I've been feeling really burnt out at work lately. I don't want to do anything. I don't want to deal with anyone. I don't have the energy to get up from my desk and take care of what needs doing.
I've been meaning to set up a day off. But, yesterday, I couldn't convince myself to get up and get going. So, my day off got bumped up a little.
My kiddo was thrilled, to say the least. He still can't figure out why I have to go to work in the mornings. He just wants to hang out with me. So, after breakfast, we goofed off for a little while, then played play-dough. After play-dough, I decided I wanted to color for a while. I went on a hunt for a drawing pad.

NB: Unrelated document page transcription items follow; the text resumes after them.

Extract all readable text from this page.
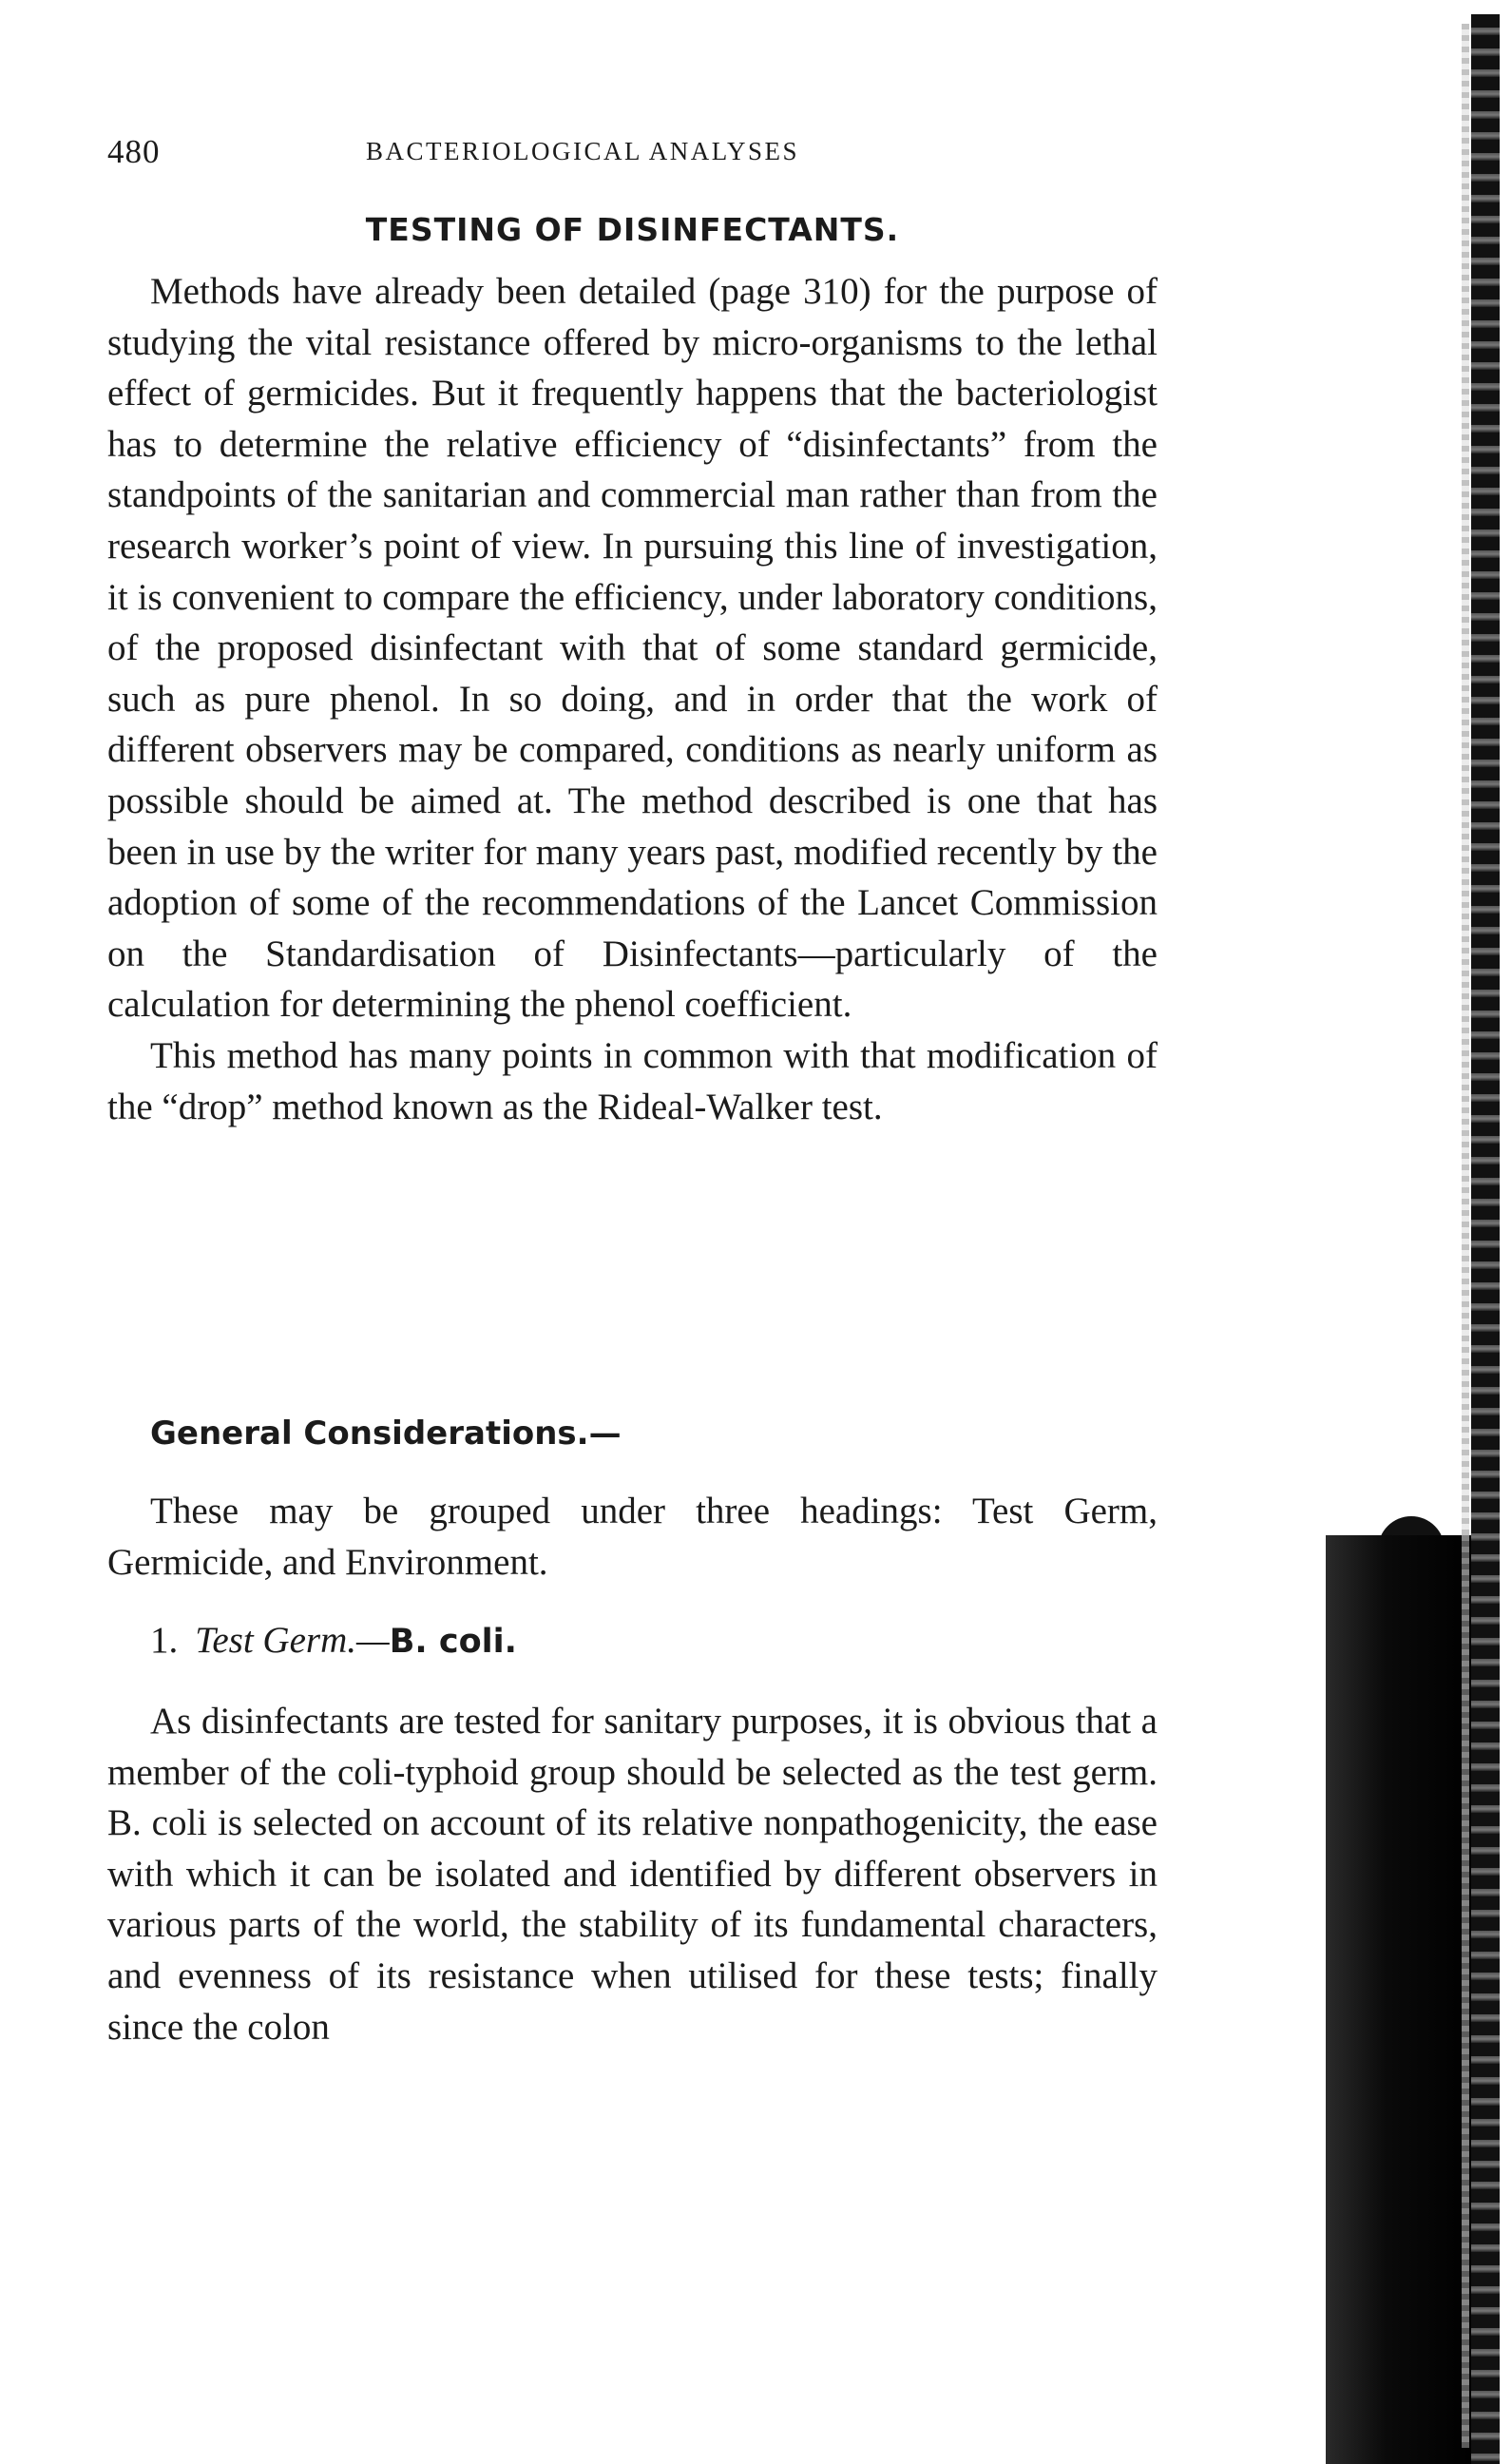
480	BACTERIOLOGICAL ANALYSES
TESTING OF DISINFECTANTS.

Methods have already been detailed (page 310) for the purpose of studying the vital resistance offered by micro-organisms to the lethal effect of germicides. But it frequently happens that the bacteriologist has to determine the relative efficiency of “disinfectants” from the standpoints of the sanitarian and commercial man rather than from the research worker’s point of view. In pursuing this line of investigation, it is convenient to compare the efficiency, under laboratory conditions, of the proposed disinfectant with that of some standard germicide, such as pure phenol. In so doing, and in order that the work of different observers may be compared, conditions as nearly uniform as possible should be aimed at. The method described is one that has been in use by the writer for many years past, modified recently by the adoption of some of the recommendations of the Lancet Commission on the Standardisation of Disinfectants—particularly of the calculation for determining the phenol coefficient.

This method has many points in common with that modification of the “drop” method known as the Rideal-Walker test.

General Considerations.—

These may be grouped under three headings: Test Germ, Germicide, and Environment.

1. Test Germ.—B. coli.

As disinfectants are tested for sanitary purposes, it is obvious that a member of the coli-typhoid group should be selected as the test germ. B. coli is selected on account of its relative nonpathogenicity, the ease with which it can be isolated and identified by different observers in various parts of the world, the stability of its fundamental characters, and evenness of its resistance when utilised for these tests; finally since the colon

The boy decided he didn't really want to color, though he kept coming back to it. We put a show on for him, and he was happy with that, playing in his room.

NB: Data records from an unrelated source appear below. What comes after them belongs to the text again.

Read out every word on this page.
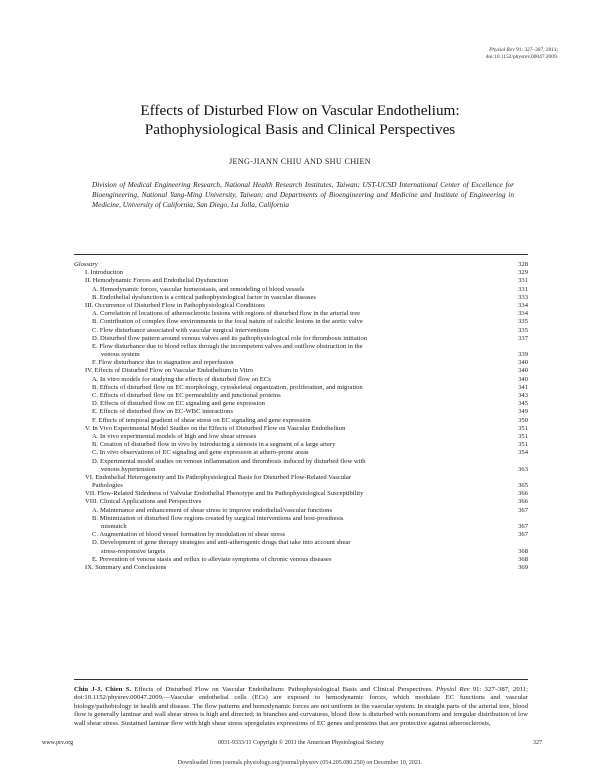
Physiol Rev 91: 327–387, 2011;
doi:10.1152/physrev.00047.2009.
Effects of Disturbed Flow on Vascular Endothelium:
Pathophysiological Basis and Clinical Perspectives
JENG-JIANN CHIU AND SHU CHIEN
Division of Medical Engineering Research, National Health Research Institutes, Taiwan; UST-UCSD International Center of Excellence for Bioengineering, National Yang-Ming University, Taiwan; and Departments of Bioengineering and Medicine and Institute of Engineering in Medicine, University of California, San Diego, La Jolla, California
Glossary	328
I. Introduction	329
II. Hemodynamic Forces and Endothelial Dysfunction	331
A. Hemodynamic forces, vascular homeostasis, and remodeling of blood vessels	331
B. Endothelial dysfunction is a critical pathophysiological factor in vascular diseases	333
III. Occurrence of Disturbed Flow in Pathophysiological Conditions	334
A. Correlation of locations of atherosclerotic lesions with regions of disturbed flow in the arterial tree	334
B. Contribution of complex flow environments to the focal nature of calcific lesions in the aortic valve	335
C. Flow disturbance associated with vascular surgical interventions	335
D. Disturbed flow pattern around venous valves and its pathophysiological role for thrombosis initiation	337
E. Flow disturbance due to blood reflux through the incompetent valves and outflow obstruction in the
venous system	339
F. Flow disturbance due to stagnation and reperfusion	340
IV. Effects of Disturbed Flow on Vascular Endothelium in Vitro	340
A. In vitro models for studying the effects of disturbed flow on ECs	340
B. Effects of disturbed flow on EC morphology, cytoskeletal organization, proliferation, and migration	341
C. Effects of disturbed flow on EC permeability and junctional proteins	343
D. Effects of disturbed flow on EC signaling and gene expression	345
E. Effects of disturbed flow on EC-WBC interactions	349
F. Effects of temporal gradient of shear stress on EC signaling and gene expression	350
V. In Vivo Experimental Model Studies on the Effects of Disturbed Flow on Vascular Endothelium	351
A. In vivo experimental models of high and low shear stresses	351
B. Creation of disturbed flow in vivo by introducing a stenosis in a segment of a large artery	351
C. In vivo observations of EC signaling and gene expression at athero-prone areas	354
D. Experimental model studies on venous inflammation and thrombosis induced by disturbed flow with
venous hypertension	363
VI. Endothelial Heterogeneity and Its Pathophysiological Basis for Disturbed Flow-Related Vascular
Pathologies	365
VII. Flow-Related Sidedness of Valvular Endothelial Phenotype and Its Pathophysiological Susceptibility	366
VIII. Clinical Applications and Perspectives	366
A. Maintenance and enhancement of shear stress to improve endothelial/vascular functions	367
B. Minimization of disturbed flow regions created by surgical interventions and host-prosthesis
mismatch	367
C. Augmentation of blood vessel formation by modulation of shear stress	367
D. Development of gene therapy strategies and anti-atherogenic drugs that take into account shear
stress-responsive targets	368
E. Prevention of venous stasis and reflux to alleviate symptoms of chronic venous diseases	368
IX. Summary and Conclusions	369
Chiu J-J, Chien S. Effects of Disturbed Flow on Vascular Endothelium: Pathophysiological Basis and Clinical Perspectives. Physiol Rev 91: 327–387, 2011; doi:10.1152/physrev.00047.2009.—Vascular endothelial cells (ECs) are exposed to hemodynamic forces, which modulate EC functions and vascular biology/pathobiology in health and disease. The flow patterns and hemodynamic forces are not uniform in the vascular system. In straight parts of the arterial tree, blood flow is generally laminar and wall shear stress is high and directed; in branches and curvatures, blood flow is disturbed with nonuniform and irregular distribution of low wall shear stress. Sustained laminar flow with high shear stress upregulates expressions of EC genes and proteins that are protective against atherosclerosis,
www.prv.org	0031-9333/11 Copyright © 2011 the American Physiological Society	327
Downloaded from journals.physiology.org/journal/physrev (054.205.080.250) on December 10, 2021.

This is what I ended up with:
You can't really tell at this size, but the center part is trees with the roots sort of randomly woven together. All the pictures I took turned out blurry. But, goodness, it was lovely to create. It's probably one of the easiest mandalas I've ever done. It just flowed, one thing into the next, and I loved it. I wish I'd had all my art supplies, rather than a ball-point pen and some crayons. Even so, I'll have it framed.
It just makes me want to draw more.
After that, it was nap time for Nolan, and reading for me. Then dinner, and all the normal evening-type things.
I feel much better today. Except I still don't want to be here. But at least I'm not annoyed about it.